Psychology as a Separate Science

The emergence of psychology as a separate and independent field of study was truly born when Wilhelm Wundt established the first experimental psychology lab in Leipzig, Germany in 1879.

  • Wundt's work was focused on describing the structures that compose the mind.

  • This perspective relied heavily on the analysis of sensations and feelings through the

  • use of introspection.

    Introspection is a highly subjective process in which properly trained individuals would

  • be able to accurately identify the mental processes that accompanied feelings, sensations and thoughts.

Schools of Thought

Throughout psychology's history, a number of different schools of thought have formed to explain human thought and behavior. These schools of thought often rise to dominance for a period of time. While these schools of thought are sometimes perceived as competing forces, each perspective has contributed to our understanding of psychology.
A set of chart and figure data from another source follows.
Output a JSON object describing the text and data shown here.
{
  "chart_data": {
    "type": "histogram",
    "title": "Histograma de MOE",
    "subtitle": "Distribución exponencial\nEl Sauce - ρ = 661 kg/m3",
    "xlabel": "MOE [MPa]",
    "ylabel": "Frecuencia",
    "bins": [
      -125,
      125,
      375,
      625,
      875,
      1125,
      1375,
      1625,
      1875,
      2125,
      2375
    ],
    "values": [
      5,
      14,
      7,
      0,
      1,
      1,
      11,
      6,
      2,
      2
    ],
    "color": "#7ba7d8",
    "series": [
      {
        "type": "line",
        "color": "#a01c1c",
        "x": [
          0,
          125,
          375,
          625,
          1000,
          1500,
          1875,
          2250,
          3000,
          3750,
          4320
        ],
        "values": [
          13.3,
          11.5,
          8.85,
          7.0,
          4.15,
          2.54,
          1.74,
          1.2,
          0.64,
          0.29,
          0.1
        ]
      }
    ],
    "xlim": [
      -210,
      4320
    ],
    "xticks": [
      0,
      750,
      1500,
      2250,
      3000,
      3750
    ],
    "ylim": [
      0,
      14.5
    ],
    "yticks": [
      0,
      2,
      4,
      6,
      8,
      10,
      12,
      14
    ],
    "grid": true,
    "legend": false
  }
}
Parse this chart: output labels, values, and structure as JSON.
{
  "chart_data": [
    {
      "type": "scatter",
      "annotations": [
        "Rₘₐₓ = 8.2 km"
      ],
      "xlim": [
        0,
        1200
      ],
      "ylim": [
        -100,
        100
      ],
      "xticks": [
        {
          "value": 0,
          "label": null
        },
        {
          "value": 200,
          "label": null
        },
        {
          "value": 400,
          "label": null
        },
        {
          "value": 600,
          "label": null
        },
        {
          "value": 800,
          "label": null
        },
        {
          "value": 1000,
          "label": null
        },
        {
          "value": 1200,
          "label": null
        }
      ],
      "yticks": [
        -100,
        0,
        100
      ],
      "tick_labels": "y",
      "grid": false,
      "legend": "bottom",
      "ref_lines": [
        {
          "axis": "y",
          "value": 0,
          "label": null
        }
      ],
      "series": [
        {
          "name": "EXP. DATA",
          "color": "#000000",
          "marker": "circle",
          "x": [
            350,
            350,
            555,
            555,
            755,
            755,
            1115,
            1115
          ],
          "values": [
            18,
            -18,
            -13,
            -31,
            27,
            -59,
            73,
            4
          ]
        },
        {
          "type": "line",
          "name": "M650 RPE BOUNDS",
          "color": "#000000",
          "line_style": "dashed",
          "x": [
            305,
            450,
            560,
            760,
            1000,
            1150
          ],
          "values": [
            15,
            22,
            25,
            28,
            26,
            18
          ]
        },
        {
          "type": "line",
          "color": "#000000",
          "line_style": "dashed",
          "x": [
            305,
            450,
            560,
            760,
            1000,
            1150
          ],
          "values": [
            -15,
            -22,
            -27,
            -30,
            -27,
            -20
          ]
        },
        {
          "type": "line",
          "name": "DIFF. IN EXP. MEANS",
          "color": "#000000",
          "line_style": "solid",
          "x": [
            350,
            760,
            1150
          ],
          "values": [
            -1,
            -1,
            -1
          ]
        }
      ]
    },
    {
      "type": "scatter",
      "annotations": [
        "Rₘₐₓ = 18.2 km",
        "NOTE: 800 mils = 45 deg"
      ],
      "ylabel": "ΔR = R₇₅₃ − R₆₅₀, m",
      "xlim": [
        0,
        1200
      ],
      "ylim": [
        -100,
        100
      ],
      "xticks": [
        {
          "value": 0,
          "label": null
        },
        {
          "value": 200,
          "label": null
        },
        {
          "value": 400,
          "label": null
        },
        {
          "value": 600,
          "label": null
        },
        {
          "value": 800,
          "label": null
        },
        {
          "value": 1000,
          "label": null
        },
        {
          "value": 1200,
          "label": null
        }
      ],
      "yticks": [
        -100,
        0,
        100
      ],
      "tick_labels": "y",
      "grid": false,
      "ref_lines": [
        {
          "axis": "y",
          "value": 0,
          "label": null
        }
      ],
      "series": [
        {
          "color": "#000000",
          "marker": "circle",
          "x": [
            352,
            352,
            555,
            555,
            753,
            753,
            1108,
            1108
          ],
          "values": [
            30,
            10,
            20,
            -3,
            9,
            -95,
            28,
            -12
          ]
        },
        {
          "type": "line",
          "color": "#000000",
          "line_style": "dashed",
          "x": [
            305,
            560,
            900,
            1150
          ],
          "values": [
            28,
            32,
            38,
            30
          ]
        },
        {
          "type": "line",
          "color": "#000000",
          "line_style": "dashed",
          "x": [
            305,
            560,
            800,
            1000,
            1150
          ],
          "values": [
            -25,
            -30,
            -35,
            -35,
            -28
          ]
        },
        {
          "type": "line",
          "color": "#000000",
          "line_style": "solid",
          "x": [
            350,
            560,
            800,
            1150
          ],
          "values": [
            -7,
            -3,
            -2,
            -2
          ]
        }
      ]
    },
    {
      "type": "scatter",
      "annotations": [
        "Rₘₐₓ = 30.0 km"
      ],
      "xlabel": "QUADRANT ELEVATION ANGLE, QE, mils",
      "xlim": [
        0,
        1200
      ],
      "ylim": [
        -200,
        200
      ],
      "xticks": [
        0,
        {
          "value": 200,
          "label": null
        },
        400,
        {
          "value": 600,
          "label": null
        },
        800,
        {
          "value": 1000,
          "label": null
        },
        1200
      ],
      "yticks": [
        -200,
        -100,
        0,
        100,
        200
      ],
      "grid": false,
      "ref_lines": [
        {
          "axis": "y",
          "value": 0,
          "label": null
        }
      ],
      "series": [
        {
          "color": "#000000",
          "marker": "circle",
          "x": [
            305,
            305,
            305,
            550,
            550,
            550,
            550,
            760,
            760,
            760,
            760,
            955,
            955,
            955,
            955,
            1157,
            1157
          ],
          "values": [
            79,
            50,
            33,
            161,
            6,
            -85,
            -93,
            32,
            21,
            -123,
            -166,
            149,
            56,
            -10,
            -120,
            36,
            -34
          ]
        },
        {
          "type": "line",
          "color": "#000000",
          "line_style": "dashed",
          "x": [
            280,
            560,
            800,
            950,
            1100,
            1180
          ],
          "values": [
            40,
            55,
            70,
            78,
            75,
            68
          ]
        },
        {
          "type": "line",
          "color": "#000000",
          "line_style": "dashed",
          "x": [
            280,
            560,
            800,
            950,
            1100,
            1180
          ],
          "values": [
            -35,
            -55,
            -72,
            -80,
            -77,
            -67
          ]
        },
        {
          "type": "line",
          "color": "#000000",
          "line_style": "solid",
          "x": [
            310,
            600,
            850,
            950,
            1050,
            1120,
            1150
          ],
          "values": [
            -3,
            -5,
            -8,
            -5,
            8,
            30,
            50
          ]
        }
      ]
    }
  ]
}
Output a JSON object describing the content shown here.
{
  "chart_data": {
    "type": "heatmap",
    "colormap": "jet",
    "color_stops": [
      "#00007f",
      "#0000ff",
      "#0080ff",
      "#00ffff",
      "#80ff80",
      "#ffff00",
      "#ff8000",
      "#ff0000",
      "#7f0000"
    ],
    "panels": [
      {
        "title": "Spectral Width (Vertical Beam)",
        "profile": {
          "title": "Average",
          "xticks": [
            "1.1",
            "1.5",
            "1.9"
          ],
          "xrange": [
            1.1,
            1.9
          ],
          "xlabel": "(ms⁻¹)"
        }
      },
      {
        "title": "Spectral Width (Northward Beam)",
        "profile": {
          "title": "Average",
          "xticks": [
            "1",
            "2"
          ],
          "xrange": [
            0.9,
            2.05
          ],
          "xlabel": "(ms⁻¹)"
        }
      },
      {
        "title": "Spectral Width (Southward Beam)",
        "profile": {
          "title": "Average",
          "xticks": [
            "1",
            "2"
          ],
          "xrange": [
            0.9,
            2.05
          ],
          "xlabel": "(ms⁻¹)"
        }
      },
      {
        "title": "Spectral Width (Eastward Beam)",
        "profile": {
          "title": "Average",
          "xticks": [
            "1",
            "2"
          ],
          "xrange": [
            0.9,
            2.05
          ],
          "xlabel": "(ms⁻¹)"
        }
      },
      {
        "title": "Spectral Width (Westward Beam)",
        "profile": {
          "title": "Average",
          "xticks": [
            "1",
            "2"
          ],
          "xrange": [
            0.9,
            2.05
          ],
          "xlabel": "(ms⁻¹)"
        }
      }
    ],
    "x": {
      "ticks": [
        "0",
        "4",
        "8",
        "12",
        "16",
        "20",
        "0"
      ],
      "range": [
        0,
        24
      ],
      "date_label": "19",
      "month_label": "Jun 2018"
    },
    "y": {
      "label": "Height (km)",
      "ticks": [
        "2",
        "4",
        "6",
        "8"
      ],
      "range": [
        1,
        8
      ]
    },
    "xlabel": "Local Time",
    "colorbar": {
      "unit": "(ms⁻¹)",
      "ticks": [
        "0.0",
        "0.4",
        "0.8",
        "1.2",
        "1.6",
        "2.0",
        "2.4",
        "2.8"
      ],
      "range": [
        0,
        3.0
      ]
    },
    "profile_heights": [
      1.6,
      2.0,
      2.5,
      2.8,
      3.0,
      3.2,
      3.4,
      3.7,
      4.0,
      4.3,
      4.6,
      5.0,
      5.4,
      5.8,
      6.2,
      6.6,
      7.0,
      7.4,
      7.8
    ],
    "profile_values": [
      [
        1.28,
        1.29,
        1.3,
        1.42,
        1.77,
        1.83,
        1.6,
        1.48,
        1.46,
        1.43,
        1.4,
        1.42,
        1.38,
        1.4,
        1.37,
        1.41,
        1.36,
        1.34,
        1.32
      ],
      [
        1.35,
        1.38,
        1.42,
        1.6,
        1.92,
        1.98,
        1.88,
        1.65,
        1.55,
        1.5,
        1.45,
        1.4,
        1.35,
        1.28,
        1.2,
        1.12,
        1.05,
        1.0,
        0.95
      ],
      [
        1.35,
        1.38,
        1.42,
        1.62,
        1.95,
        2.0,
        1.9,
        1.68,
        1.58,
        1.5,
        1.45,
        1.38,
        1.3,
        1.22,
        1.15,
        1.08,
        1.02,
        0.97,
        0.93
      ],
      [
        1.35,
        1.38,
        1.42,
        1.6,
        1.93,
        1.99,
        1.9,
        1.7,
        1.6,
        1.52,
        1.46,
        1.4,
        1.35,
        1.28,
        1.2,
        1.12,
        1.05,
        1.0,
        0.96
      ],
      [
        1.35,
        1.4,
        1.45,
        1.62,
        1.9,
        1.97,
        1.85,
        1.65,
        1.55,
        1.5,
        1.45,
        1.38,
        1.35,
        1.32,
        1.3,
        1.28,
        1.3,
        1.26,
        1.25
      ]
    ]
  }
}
The following are some of the major schools of thought in psychology.

  • Structuralism

  • Functionalism

  • Psychoanalysis

  • Behaviorism

  • Humanism

  • Cognitivism

Structuralism

  • Structuralism was the first school of psychology and focused on breaking down

    mental processes into the most basic components.

  • Researchers tried to understand the basic elements of consciousness using a

    method known as introspection.

  • Wilhelm Wundt, founder of the first psychology lab, was an advocate of this

    position and is often considered the founder of structuralism.

  • Despite the fact that it was his student, Edward B. Titchener who first coined the

    term to describe this school of thought.

  • While Wundt's work helped to establish psychology as a separate science and contributed methods to experimental psychology and Titchener development of structuralism helped establish the very first "school" of psychology, the structuralism did not last long beyond Titchener's death.

Major Structuralist Thinkers

  • Wilhelm Wundt

  • Edward B. Titchener

Criticisms of Structuralism

  • By today’s scientific standards, the experimental methods used to study the structures of the mind were too subjective—the use of introspection led to a lack of reliability in results.

  • Other critics argue that structuralism was too concerned with internal behavior, which is not directly observable and cannot be accurately measured.

Strengths of Structuralism

  • Structuralism is important because it is the first major school of thought in psychology.

  • Structuralism also influenced experimental psychology

Functionalism

  • Functionalism formed as a reaction to the structuralism and was heavily influenced by the work of William James and the evolutionary theory of Charles Darwin.

  • Functionalists sought to explain the mental processes in a more systematic and accurate manner.

  • Rather than focusing on the elements of consciousness, functionalists focused on the purpose of consciousness and behavior.

  • Functionalism also emphasized individual differences, which had a profound impact on education.

Major Functionalist Thinkers

  • William James

  • John Dewey

  • Harvey Carr

  • John Angell

Criticisms of Functionalism

"It is literature. It is beautiful, but it is not psychology," said Wilhelm Wundt of functionalist William James’ The Principles of Psychology.

Strengths of Functionalism

  • Influenced behaviorism and applied psychology.

  • Influenced the educational system, especially with regards to John Dewey’s belief that children should learn at the level for which they are developmentally prepared.